There has been much disturbance currently about the consequences of the designation of Minnesota and the 11 county Twin Cities Metro area (as well as Pierce and St Croix counties in WI) as a "Declining Market". Yes, our state recently "earned" that label. Along with this designation comes more challenges for Loan Officers, Buyers and the entire Real Estate Community.
We are now faced with further guideline tightening and LTV restrictions. Lenders are looking at us like we are the plague (okay, that is a bit of an exaggeration) and every appraisal is scrutinized under a microscope.

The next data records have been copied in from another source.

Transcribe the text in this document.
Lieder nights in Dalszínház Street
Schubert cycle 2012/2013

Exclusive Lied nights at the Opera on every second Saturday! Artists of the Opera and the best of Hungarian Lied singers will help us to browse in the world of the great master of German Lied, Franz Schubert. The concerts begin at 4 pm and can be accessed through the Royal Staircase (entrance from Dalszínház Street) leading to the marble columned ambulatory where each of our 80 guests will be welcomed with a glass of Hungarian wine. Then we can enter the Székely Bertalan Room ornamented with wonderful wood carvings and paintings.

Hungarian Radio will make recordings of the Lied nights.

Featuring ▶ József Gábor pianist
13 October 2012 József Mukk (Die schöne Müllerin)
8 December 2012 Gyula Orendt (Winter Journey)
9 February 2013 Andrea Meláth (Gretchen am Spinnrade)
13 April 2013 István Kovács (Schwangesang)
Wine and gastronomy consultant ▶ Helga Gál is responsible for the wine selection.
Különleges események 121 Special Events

Is your state, county or community also falling into a declining trend? This is going to become critical. We may all need to address the potential anxiety out there and provide expertise to help our home buyers and educate them on what their local housing market is facing and the loan options that are available.
With the additional attention and focus on the sub prime crisis and problems with Countrywide/BofA etc. there is a lot of emotional energy being churned up throughout the marketplace and RE industries. The emotions are reacting to a situation that makes a difficult set of circumstances even a bit more challenging.
However, there are clear opportunities right in front of us. We can still get the job done with FHA, VA and Rural Housing and, in many cases, the FLEX conventional programs. True ZERO down loans will be harder to do, but we can accomplish nearly the same thing with these other products. Optimism and expertise will help our buyers get the job done.
In a nutshell, here are the changes that are affecting markets that are declining:
- LOAN-TO-VALUE RESTRICTION: The basic change involves an increase in downpayments by 5% in declining areas. Loan products, which typically allow for 100% financing, will now need 5% down (95% LTV). Loan products now at 95% LTV will require 10% down and an LTV of 90%. See this link, from Fannie's website, which explores these changes in more detail: https://www.efanniemae.com/sf/guides/ssg/relatedsellinginfo/pdf/declmktsmaxfinfaq.pdf
Where is the optimism? Well, we are seeing more activity (Minneapolis and St. Paul) among borrowers seeking to get started in the home buying process. That is good, very good. Moreover, this whole environment means that Loan Officers who can sell, articulate, and close FHA loans will be much more valuable. Now is the time to ensure LO's are knowledgeable and experienced! The landscape of mortgages is changing rapidly and there will be no room for those that do not educate themselves and become EXPERTS in the loan programs that will prevail in this market.
FHA will be the best option very soon. I am already seeing this in almost every pre-approval I do. We need to emphasize how, with some family gift money and seller paid costs, buyers can get into their new homes with comparable financial impact and out of pocket funding as before.
GET EDUCATED, STAY ON TOP OF YOUR MARKET AND MAKE SURE YOU HAVE PARTNERED WITH A GREAT FHA APPRAISER. WE REALLY CAN SURVIVE THIS HOUSING MARKET STORM!
UPDATE...Be sure to check out more great information and the Black List in Is Your City in a "Declining Market" Part 2. Want to check an area by zipcode lookup? Check out Is Your City in a "Declining Market" Part 3.
Wow, so thorough. Very important information. How do we find out if our area is declining market? I am in Florida. Also, it is applied to the state as a whole?
Thank you for the info. It is very helpful. As agents, we do not know the intricacies of the mortgages, and information like this helps to understand how it works.